Physicochemical properties-based hybrid machine learning technique for the prediction of SARS-CoV-2 T-cell epitopes as vaccine targets

PeerJ Comput Sci. 2024 Apr 25:10:e1980. doi: 10.7717/peerj-cs.1980. eCollection 2024.

Abstract

Majority of the existing SARS-CoV-2 vaccines work by presenting the whole pathogen in the attenuated form to immune system to invoke an immune response. On the other hand, the concept of a peptide based vaccine (PBV) is based on the identification and chemical synthesis of only immunodominant peptides known as T-cell epitopes (TCEs) to induce a specific immune response against a particular pathogen. However PBVs have received less attention despite holding huge untapped potential for boosting vaccine safety and immunogenicity. To identify these TCEs for designing PBV, wet-lab experiments are difficult, expensive, and time-consuming. Machine learning (ML) techniques can accurately predict TCEs, saving time and cost for speedy vaccine development. This work proposes novel hybrid ML techniques based on the physicochemical properties of peptides to predict SARS-CoV-2 TCEs. The proposed hybrid ML technique was evaluated using various ML model evaluation metrics and demonstrated promising results. The hybrid technique of decision tree classifier with chi-squared feature weighting technique and forward search optimal feature searching algorithm has been identified as the best model with an accuracy of 98.19%. Furthermore, K-fold cross-validation (KFCV) was performed to ensure that the model is reliable and the results indicate that the hybrid random forest model performs consistently well in terms of accuracy with respect to other hybrid approaches. The predicted TCEs are highly likely to serve as promising vaccine targets, subject to evaluations both in-vivo and in-vitro. This development could potentially save countless lives globally, prevent future epidemic-scale outbreaks, and reduce the risk of mutation escape.
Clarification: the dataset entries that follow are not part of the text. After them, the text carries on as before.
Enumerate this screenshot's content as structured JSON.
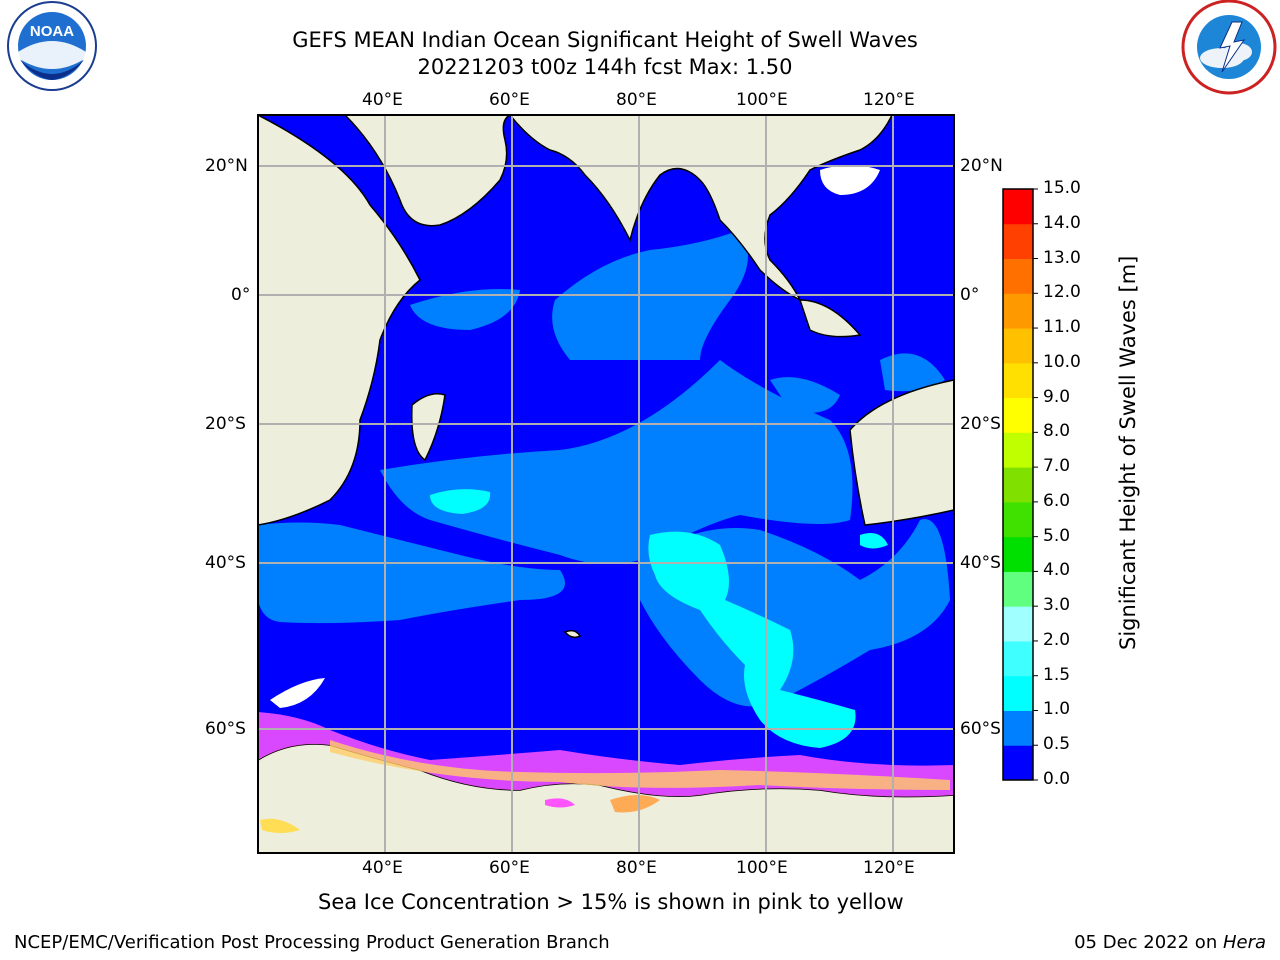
{
  "header": {
    "title_line1": "GEFS MEAN Indian Ocean Significant Height of Swell Waves",
    "title_line2": "20221203 t00z 144h fcst   Max: 1.50"
  },
  "logos": {
    "left": "NOAA",
    "left_ring": "NATIONAL OCEANIC AND ATMOSPHERIC ADMINISTRATION · U.S. DEPARTMENT OF COMMERCE",
    "right_ring": "NATIONAL WEATHER SERVICE"
  },
  "map": {
    "lon_labels_top": [
      "40°E",
      "60°E",
      "80°E",
      "100°E",
      "120°E"
    ],
    "lon_labels_bottom": [
      "40°E",
      "60°E",
      "80°E",
      "100°E",
      "120°E"
    ],
    "lat_labels_left": [
      "20°N",
      "0°",
      "20°S",
      "40°S",
      "60°S"
    ],
    "lat_labels_right": [
      "20°N",
      "0°",
      "20°S",
      "40°S",
      "60°S"
    ],
    "colors": {
      "land": "#eeeedc",
      "sea_ice": "#ff55ff",
      "grid": "#b0b0b0"
    }
  },
  "colorbar": {
    "title": "Significant Height of Swell Waves [m]",
    "ticks": [
      "0.0",
      "0.5",
      "1.0",
      "1.5",
      "2.0",
      "3.0",
      "4.0",
      "5.0",
      "6.0",
      "7.0",
      "8.0",
      "9.0",
      "10.0",
      "11.0",
      "12.0",
      "13.0",
      "14.0",
      "15.0"
    ],
    "colors": [
      "#0000ff",
      "#0080ff",
      "#00ffff",
      "#40ffff",
      "#a0ffff",
      "#60ff80",
      "#00e000",
      "#40e000",
      "#80e000",
      "#c0ff00",
      "#ffff00",
      "#ffe000",
      "#ffc000",
      "#ff9900",
      "#ff7000",
      "#ff4000",
      "#ff0000"
    ]
  },
  "subtitle": "Sea Ice Concentration > 15% is shown in pink to yellow",
  "footer": {
    "left": "NCEP/EMC/Verification Post Processing Product Generation Branch",
    "date": "05 Dec 2022 on ",
    "host": "Hera"
  }
}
Keywords: COVID-19; Hybrid technique; Machine learning; Peptide based vaccine; SARS-CoV-2; T-cell epitope.

Grants and funding

This work was supported by the Deanship of Scientific Research at King Khalid University (KKU) through the Research Group Program Under the Grant Number: (R.G.P.2/572/44). The funders had no role in study design, data collection and analysis, decision to publish, or preparation of the manuscript.